Он и не заметил, как отара потянулась к Большому перевалу — на Устугы-Арт. Опираясь на посох-таяк, Тукпаш торопливо зашагал, стремясь опередить овец.
«Проморгал! Как теперь соберу?»
Чтобы сократить путь, кое-как продрался сквозь густой кустарник и за большой валежиной наткнулся сразу на двух овечек. Одна никак не могла разродиться. Другая, чуть повыше, была уже с ягненком.
Тукпаш взял на руки новорожденного, обтер его, хотел подкормить, но матка с порванным биркой ухом никак не давалась! Опустит он ягненка на землю — подойдет. Сделает шаг, чтобы словить ее, — убежит. Изрядно повозившись, он догадался вынести курагана из кустов и положить в углубление под скалой, на солнцепек. Хотел помочь второй овечке, все еще мучавшейся родами, но глянул наверх — отара вот-вот поднимется на седловину… Никак нельзя упустить ее. Стыд-то какой будет! Люди смеяться станут: «Полдня не сумел попасти — отару не удержал. Не дай бог доверять работу этим энтигилентам!»
Со всех ног припустил бежать. А в мыслях одно: только бы на водопое не оказалось отары Мыйыксу! На худой конец хотя бы чабан был поблизости от своих овец. Уж он-то не допустит, чтобы отары слились. Для него это тоже немалая беда.

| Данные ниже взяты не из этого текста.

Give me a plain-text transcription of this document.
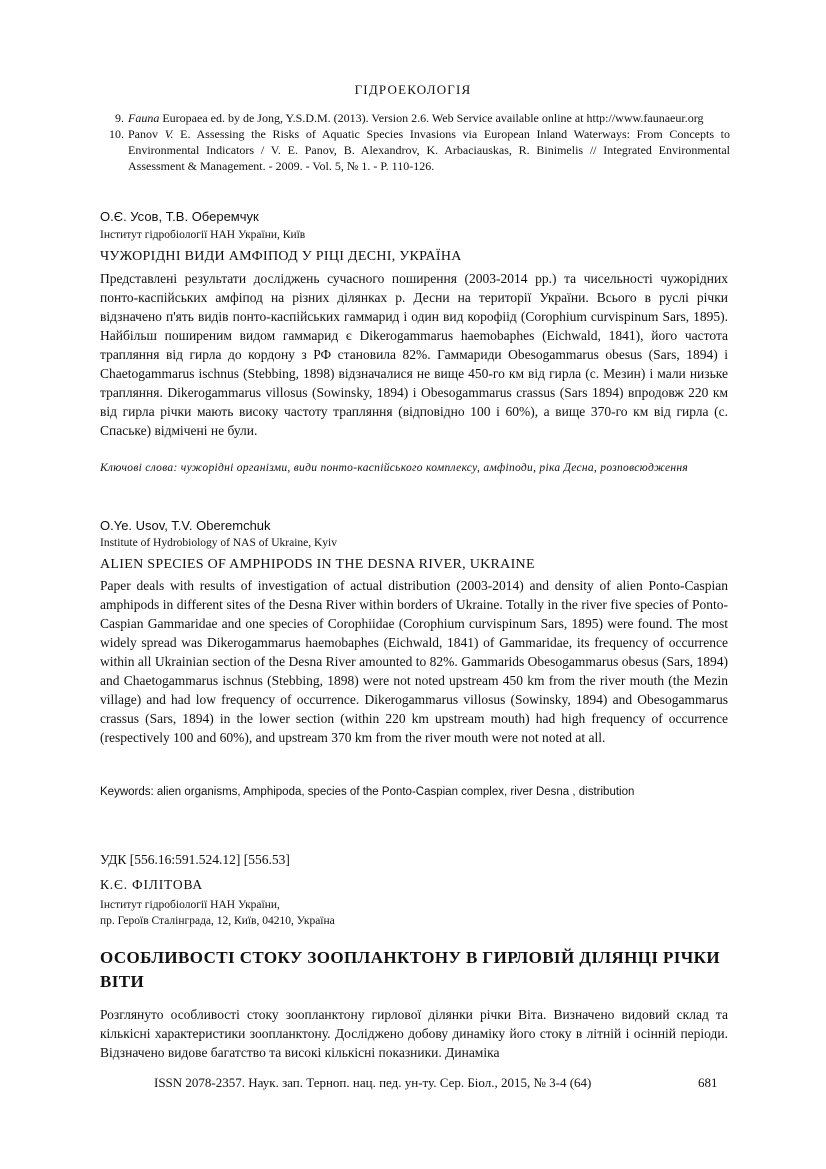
ГІДРОЕКОЛОГІЯ
9. Fauna Europaea ed. by de Jong, Y.S.D.M. (2013). Version 2.6. Web Service available online at http://www.faunaeur.org
10. Panov V. E. Assessing the Risks of Aquatic Species Invasions via European Inland Waterways: From Concepts to Environmental Indicators / V. E. Panov, B. Alexandrov, K. Arbaciauskas, R. Binimelis // Integrated Environmental Assessment & Management. - 2009. - Vol. 5, № 1. - P. 110-126.
О.Є. Усов, Т.В. Оберемчук
Інститут гідробіології НАН України, Київ
ЧУЖОРІДНІ ВИДИ АМФІПОД У РІЦІ ДЕСНІ, УКРАЇНА
Представлені результати досліджень сучасного поширення (2003-2014 рр.) та чисельності чужорідних понто-каспійських амфіпод на різних ділянках р. Десни на території України. Всього в руслі річки відзначено п'ять видів понто-каспійських гаммарид і один вид корофіід (Corophium curvispinum Sars, 1895). Найбільш поширеним видом гаммарид є Dikerogammarus haemobaphes (Eichwald, 1841), його частота трапляння від гирла до кордону з РФ становила 82%. Гаммариди Obesogammarus obesus (Sars, 1894) і Chaetogammarus ischnus (Stebbing, 1898) відзначалися не вище 450-го км від гирла (с. Мезин) і мали низьке трапляння. Dikerogammarus villosus (Sowinsky, 1894) і Obesogammarus crassus (Sars 1894) впродовж 220 км від гирла річки мають високу частоту трапляння (відповідно 100 і 60%), а вище 370-го км від гирла (с. Спаське) відмічені не були.
Ключові слова: чужорідні організми, види понто-каспійського комплексу, амфіподи, ріка Десна, розповсюдження
O.Ye. Usov, T.V. Oberemchuk
Institute of Hydrobiology of NAS of Ukraine, Kyiv
ALIEN SPECIES OF AMPHIPODS IN THE DESNA RIVER, UKRAINE
Paper deals with results of investigation of actual distribution (2003-2014) and density of alien Ponto-Caspian amphipods in different sites of the Desna River within borders of Ukraine. Totally in the river five species of Ponto-Caspian Gammaridae and one species of Corophiidae (Corophium curvispinum Sars, 1895) were found. The most widely spread was Dikerogammarus haemobaphes (Eichwald, 1841) of Gammaridae, its frequency of occurrence within all Ukrainian section of the Desna River amounted to 82%. Gammarids Obesogammarus obesus (Sars, 1894) and Chaetogammarus ischnus (Stebbing, 1898) were not noted upstream 450 km from the river mouth (the Mezin village) and had low frequency of occurrence. Dikerogammarus villosus (Sowinsky, 1894) and Obesogammarus crassus (Sars, 1894) in the lower section (within 220 km upstream mouth) had high frequency of occurrence (respectively 100 and 60%), and upstream 370 km from the river mouth were not noted at all.
Keywords: alien organisms, Amphipoda, species of the Ponto-Caspian complex, river Desna , distribution
УДК [556.16:591.524.12] [556.53]
К.Є. ФІЛІТОВА
Інститут гідробіології НАН України,
пр. Героїв Сталінграда, 12, Київ, 04210, Україна
ОСОБЛИВОСТІ СТОКУ ЗООПЛАНКТОНУ В ГИРЛОВІЙ ДІЛЯНЦІ РІЧКИ ВІТИ
Розглянуто особливості стоку зоопланктону гирлової ділянки річки Віта. Визначено видовий склад та кількісні характеристики зоопланктону. Досліджено добову динаміку його стоку в літній і осінній періоди. Відзначено видове багатство та високі кількісні показники. Динаміка
ISSN 2078-2357. Наук. зап. Терноп. нац. пед. ун-ту. Сер. Біол., 2015, № 3-4 (64)	681
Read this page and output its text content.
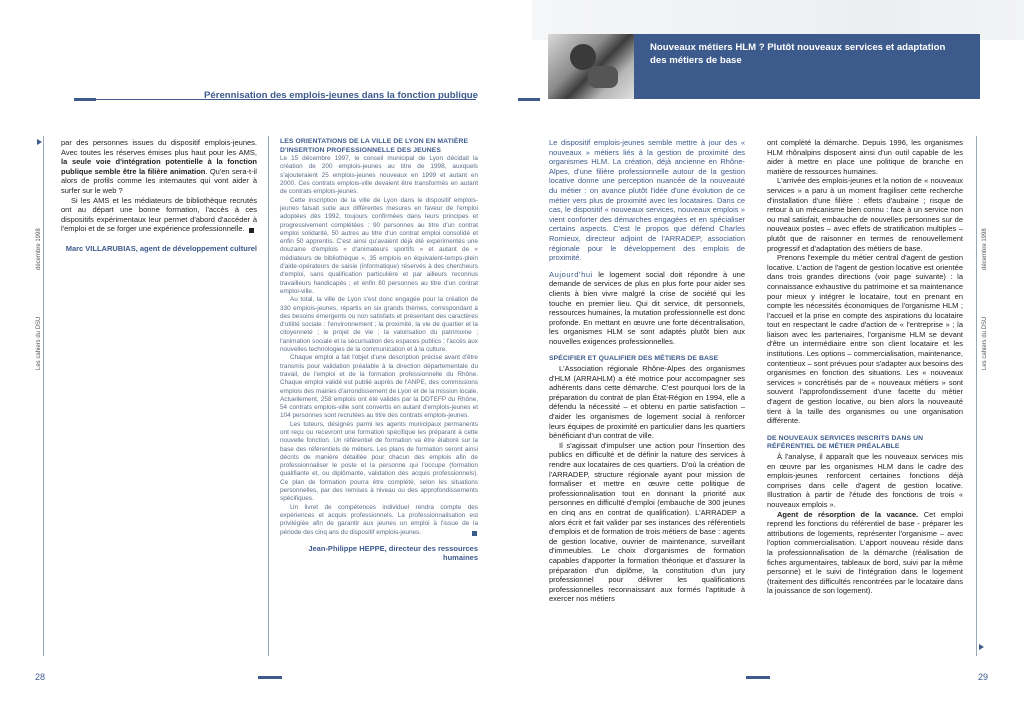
Pérennisation des emplois-jeunes dans la fonction publique
décembre 1998
Les cahiers du DSU

par des personnes issues du dispositif emplois-jeunes. Avec toutes les réserves émises plus haut pour les AMS, la seule voie d'intégration potentielle à la fonction publique semble être la filière animation. Qu'en sera-t-il alors de profils comme les internautes qui vont aider à surfer sur le web ?

Si les AMS et les médiateurs de bibliothèque recrutés ont au départ une bonne formation, l'accès à ces dispositifs expérimentaux leur permet d'abord d'accéder à l'emploi et de se forger une expérience professionnelle.

Marc VILLARUBIAS, agent de développement culturel

LES ORIENTATIONS DE LA VILLE DE LYON EN MATIÈRE D'INSERTION PROFESSIONNELLE DES JEUNES

Le 15 décembre 1997, le conseil municipal de Lyon décidait la création de 200 emplois-jeunes au titre de 1998, auxquels s'ajouteraient 25 emplois-jeunes nouveaux en 1999 et autant en 2000. Ces contrats emplois-ville devaient être transformés en autant de contrats emplois-jeunes.

Cette inscription de la ville de Lyon dans le dispositif emplois-jeunes faisait suite aux différentes mesures en faveur de l'emploi adoptées dès 1992, toujours confirmées dans leurs principes et progressivement complétées : 90 personnes au titre d'un contrat emploi solidarité, 50 autres au titre d'un contrat emploi consolidé et enfin 50 apprentis. C'est ainsi qu'avaient déjà été expérimentés une douzaine d'emplois « d'animateurs sportifs » et autant de « médiateurs de bibliothèque », 35 emplois en équivalent-temps-plein d'aide-opérateurs de saisie (informatique) réservés à des chercheurs d'emploi, sans qualification particulière et par ailleurs reconnus travailleurs handicapés ; et enfin 80 personnes au titre d'un contrat emploi-ville.

Au total, la ville de Lyon s'est donc engagée pour la création de 330 emplois-jeunes, répartis en six grands thèmes, correspondant à des besoins émergents ou non satisfaits et présentant des caractères d'utilité sociale : l'environnement ; la proximité, la vie de quartier et la citoyenneté ; le projet de vie ; la valorisation du patrimoine ; l'animation sociale et la sécurisation des espaces publics ; l'accès aux nouvelles technologies de la communication et à la culture.

Chaque emploi a fait l'objet d'une description précise avant d'être transmis pour validation préalable à la direction départementale du travail, de l'emploi et de la formation professionnelle du Rhône. Chaque emploi validé est publié auprès de l'ANPE, des commissions emplois des mairies d'arrondissement de Lyon et de la mission locale. Actuellement, 258 emplois ont été validés par la DDTEFP du Rhône, 54 contrats emplois-ville sont convertis en autant d'emplois-jeunes et 104 personnes sont recrutées au titre des contrats emplois-jeunes.

Les tuteurs, désignés parmi les agents municipaux permanents ont reçu ou recevront une formation spécifique les préparant à cette nouvelle fonction. Un référentiel de formation va être élaboré sur la base des référentiels de métiers. Les plans de formation seront ainsi décrits de manière détaillée pour chacun des emplois afin de professionnaliser le poste et la personne qui l'occupe (formation qualifiante et, ou diplômante, validation des acquis professionnels). Ce plan de formation pourra être complété, selon les situations personnelles, par des remises à niveau ou des approfondissements spécifiques.

Un livret de compétences individuel rendra compte des expériences et acquis professionnels. La professionnalisation est privilégiée afin de garantir aux jeunes un emploi à l'issue de la période des cinq ans du dispositif emplois-jeunes.

Jean-Philippe HEPPE, directeur des ressources humaines

28
Nouveaux métiers HLM ? Plutôt nouveaux services et adaptation des métiers de base

Le dispositif emplois-jeunes semble mettre à jour des « nouveaux » métiers liés à la gestion de proximité des organismes HLM. La création, déjà ancienne en Rhône-Alpes, d'une filière professionnelle autour de la gestion locative donne une perception nuancée de la nouveauté du métier : on avance plutôt l'idée d'une évolution de ce métier vers plus de proximité avec les locataires. Dans ce cas, le dispositif « nouveaux services, nouveaux emplois » vient conforter des démarches engagées et en spécialiser certains aspects. C'est le propos que défend Charles Romieux, directeur adjoint de l'ARRADEP, association régionale pour le développement des emplois de proximité.

Aujourd'hui le logement social doit répondre à une demande de services de plus en plus forte pour aider ses clients à bien vivre malgré la crise de société qui les touche en premier lieu. Qui dit service, dit personnels, ressources humaines, la mutation professionnelle est donc profonde. En mettant en œuvre une forte décentralisation, les organismes HLM se sont adaptés plutôt bien aux nouvelles exigences professionnelles.

SPÉCIFIER ET QUALIFIER DES MÉTIERS DE BASE

L'Association régionale Rhône-Alpes des organismes d'HLM (ARRAHLM) a été motrice pour accompagner ses adhérents dans cette démarche. C'est pourquoi lors de la préparation du contrat de plan État-Région en 1994, elle a défendu la nécessité – et obtenu en partie satisfaction – d'aider les organismes de logement social à renforcer leurs équipes de proximité en particulier dans les quartiers bénéficiant d'un contrat de ville.

Il s'agissait d'impulser une action pour l'insertion des publics en difficulté et de définir la nature des services à rendre aux locataires de ces quartiers. D'où la création de l'ARRADEP, structure régionale ayant pour mission de formaliser et mettre en œuvre cette politique de professionnalisation tout en donnant la priorité aux personnes en difficulté d'emploi (embauche de 300 jeunes en cinq ans en contrat de qualification). L'ARRADEP a alors écrit et fait valider par ses instances des référentiels d'emplois et de formation de trois métiers de base : agents de gestion locative, ouvrier de maintenance, surveillant d'immeubles. Le choix d'organismes de formation capables d'apporter la formation théorique et d'assurer la préparation d'un diplôme, la constitution d'un jury professionnel pour délivrer les qualifications professionnelles reconnaissant aux formés l'aptitude à exercer nos métiers

ont complété la démarche. Depuis 1996, les organismes HLM rhônalpins disposent ainsi d'un outil capable de les aider à mettre en place une politique de branche en matière de ressources humaines.

L'arrivée des emplois-jeunes et la notion de « nouveaux services » a paru à un moment fragiliser cette recherche d'installation d'une filière : effets d'aubaine ; risque de retour à un mécanisme bien connu : face à un service non ou mal satisfait, embauche de nouvelles personnes sur de nouveaux postes – avec effets de stratification multiples – plutôt que de raisonner en termes de renouvellement progressif et d'adaptation des métiers de base.

Prenons l'exemple du métier central d'agent de gestion locative. L'action de l'agent de gestion locative est orientée dans trois grandes directions (voir page suivante) : la connaissance exhaustive du patrimoine et sa maintenance pour mieux y intégrer le locataire, tout en prenant en compte les nécessités économiques de l'organisme HLM ; l'accueil et la prise en compte des aspirations du locataire tout en respectant le cadre d'action de « l'entreprise » ; la liaison avec les partenaires, l'organisme HLM se devant d'être un intermédiaire entre son client locataire et les institutions. Les options – commercialisation, maintenance, contentieux – sont prévues pour s'adapter aux besoins des organismes en fonction des situations. Les « nouveaux services » concrétisés par de « nouveaux métiers » sont souvent l'approfondissement d'une facette du métier d'agent de gestion locative, ou bien alors la nouveauté tient à la taille des organismes ou une organisation différente.

DE NOUVEAUX SERVICES INSCRITS DANS UN RÉFÉRENTIEL DE MÉTIER PRÉALABLE

À l'analyse, il apparaît que les nouveaux services mis en œuvre par les organismes HLM dans le cadre des emplois-jeunes renforcent certaines fonctions déjà comprises dans celle d'agent de gestion locative. Illustration à partir de l'étude des fonctions de trois « nouveaux emplois ».

Agent de résorption de la vacance. Cet emploi reprend les fonctions du référentiel de base - préparer les attributions de logements, représenter l'organisme – avec l'option commercialisation. L'apport nouveau réside dans la professionnalisation de la démarche (réalisation de fiches argumentaires, tableaux de bord, suivi par la même personne) et le suivi de l'intégration dans le logement (traitement des difficultés rencontrées par le locataire dans la jouissance de son logement).

décembre 1998
Les cahiers du DSU
29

Задохся. Пришлось перейти на шаг. Круто слишком, и с непривычки сердце частит, в груди не вмещается.
Пока карабкался к седловине, обгоняя овечек, приметил, что еще две матки объягнились в густом подлеске, будто посаженном в два ряда по обе стороны тропинки на перевал. И еще одна лежит, тянет голову к небу, стонет, дрожит от тяжкой натуги. Но нет, нет у Тукпаша времени! Все же он подбегает, присаживается, тянет за ножки ягненка, приговаривает, успокаивая овцу, «Потерпи, милая, потерпи… Ну, вот и все…»
И опять — бегом, считая про себя для памяти объягнившихся овец: «Внизу две да еще три…» Считать-то считает, а вот узнает ли? Ту, с рваным ухом, нетрудно отличить, а две, что в подлеске, — какие они? Одна, кажется, была с длинными бакенбардами, как у барана…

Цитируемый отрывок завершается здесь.